Fraud Friday — SBA Borrower Guilty of Loan Fraud for Failing to Disclose Payroll Tax Liability
April 27, 2017
Fraud Friday — SBA Borrower Guilty of Loan Fraud for Failing to Disclose Payroll Tax Liability
By Bob Coleman
Editor, Fraud Friday
Guilty as charged Clinton Tackitt told the judge.
Clinton got a $1.5 million SBA-guaranteed loan for his business, Allied Roofing Systems, LLC, in 2012. Problem is the application to Missouri-based Guaranty Bank was “false and incomplete.”
The SBA 7(a) loan was charged off in 2016 to the tune of $1.2 million.
Clinton acknowledged he failed to disclose all of his “financial debts as required and failed to truthfully disclose an accurate financial status of his company or a complete listing of the debts he and his business owed.”

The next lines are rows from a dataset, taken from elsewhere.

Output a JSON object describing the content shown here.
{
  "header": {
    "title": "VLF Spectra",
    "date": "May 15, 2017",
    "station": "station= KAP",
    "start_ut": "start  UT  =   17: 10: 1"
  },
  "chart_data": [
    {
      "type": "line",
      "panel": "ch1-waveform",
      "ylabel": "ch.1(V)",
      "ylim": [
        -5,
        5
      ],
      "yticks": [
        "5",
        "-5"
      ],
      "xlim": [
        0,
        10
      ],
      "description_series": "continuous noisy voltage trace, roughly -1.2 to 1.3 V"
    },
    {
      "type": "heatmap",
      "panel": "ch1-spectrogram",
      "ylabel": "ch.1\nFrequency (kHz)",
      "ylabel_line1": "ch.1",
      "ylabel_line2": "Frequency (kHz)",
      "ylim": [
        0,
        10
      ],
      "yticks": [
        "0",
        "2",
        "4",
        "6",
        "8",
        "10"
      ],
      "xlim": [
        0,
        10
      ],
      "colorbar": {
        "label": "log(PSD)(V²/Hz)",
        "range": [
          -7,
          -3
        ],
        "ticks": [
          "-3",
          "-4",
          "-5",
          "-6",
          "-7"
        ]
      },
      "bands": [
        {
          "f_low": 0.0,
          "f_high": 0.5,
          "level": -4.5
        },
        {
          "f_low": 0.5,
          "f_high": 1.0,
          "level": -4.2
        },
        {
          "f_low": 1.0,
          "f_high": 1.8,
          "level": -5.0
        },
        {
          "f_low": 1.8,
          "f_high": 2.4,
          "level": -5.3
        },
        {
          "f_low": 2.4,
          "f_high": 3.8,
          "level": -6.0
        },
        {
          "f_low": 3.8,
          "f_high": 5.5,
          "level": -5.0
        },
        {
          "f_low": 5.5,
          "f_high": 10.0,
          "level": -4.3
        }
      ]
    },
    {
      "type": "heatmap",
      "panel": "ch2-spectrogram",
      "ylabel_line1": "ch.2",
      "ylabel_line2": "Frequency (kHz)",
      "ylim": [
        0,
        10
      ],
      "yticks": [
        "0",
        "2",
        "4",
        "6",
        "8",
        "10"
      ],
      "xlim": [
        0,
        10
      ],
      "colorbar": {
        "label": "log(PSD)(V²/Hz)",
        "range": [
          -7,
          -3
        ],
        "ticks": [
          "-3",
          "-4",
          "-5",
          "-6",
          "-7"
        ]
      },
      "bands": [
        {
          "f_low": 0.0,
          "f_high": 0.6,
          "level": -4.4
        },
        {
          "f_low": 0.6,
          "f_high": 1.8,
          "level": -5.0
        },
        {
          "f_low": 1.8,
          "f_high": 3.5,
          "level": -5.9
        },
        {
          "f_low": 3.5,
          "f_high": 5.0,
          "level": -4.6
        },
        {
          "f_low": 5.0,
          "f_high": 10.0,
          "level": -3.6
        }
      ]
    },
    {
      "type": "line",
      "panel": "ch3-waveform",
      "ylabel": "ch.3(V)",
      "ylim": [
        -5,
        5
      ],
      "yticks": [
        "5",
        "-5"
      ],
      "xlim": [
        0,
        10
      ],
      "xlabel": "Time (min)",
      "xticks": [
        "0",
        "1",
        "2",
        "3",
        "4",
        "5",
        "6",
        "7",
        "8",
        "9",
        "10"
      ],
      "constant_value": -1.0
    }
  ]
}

The reality is the company was heavily in debt and was about to claim bankruptcy.
Tackitt also failed to disclose that a third party assisted him in the preparation and presentation of the application. (Sounds like a loan broker may not have followed 159 rules.)
Clinton also admitted that he failed to pay over to the government $262,000 in payroll taxes that he collected from his employees. He also failed to pay over the employer’s share of FICA taxes, for a bill of almost $400,000.
Tackitt must forfeit to the government $1.3 million.
Anecdotally, in the piling on category, I love this line from the Springfield, Missouri Business Journal, “Allied Roofing also was cited for four safety violations in 2011 by the Occupational Safety and Health Administration for an Omaha, Neb., project where employees were exposed to fall hazards.”
Uh, it’s a roofing company OSHA.
One final observation. “The year before, Allied Roofing was honored as part of Springfield Business Journal’s Dynamic Dozen fastest growing companies. The company posted revenue of $6 million in 2010, ranking it No. 8 with three-year revenue growth of 42 percent.”
Reinforces the lesson to underwriters to ensure rapid growth is supported by sufficient equity and working capital.
Anyway, Clinton faces the obligatory 30 years in jail for loan fraud.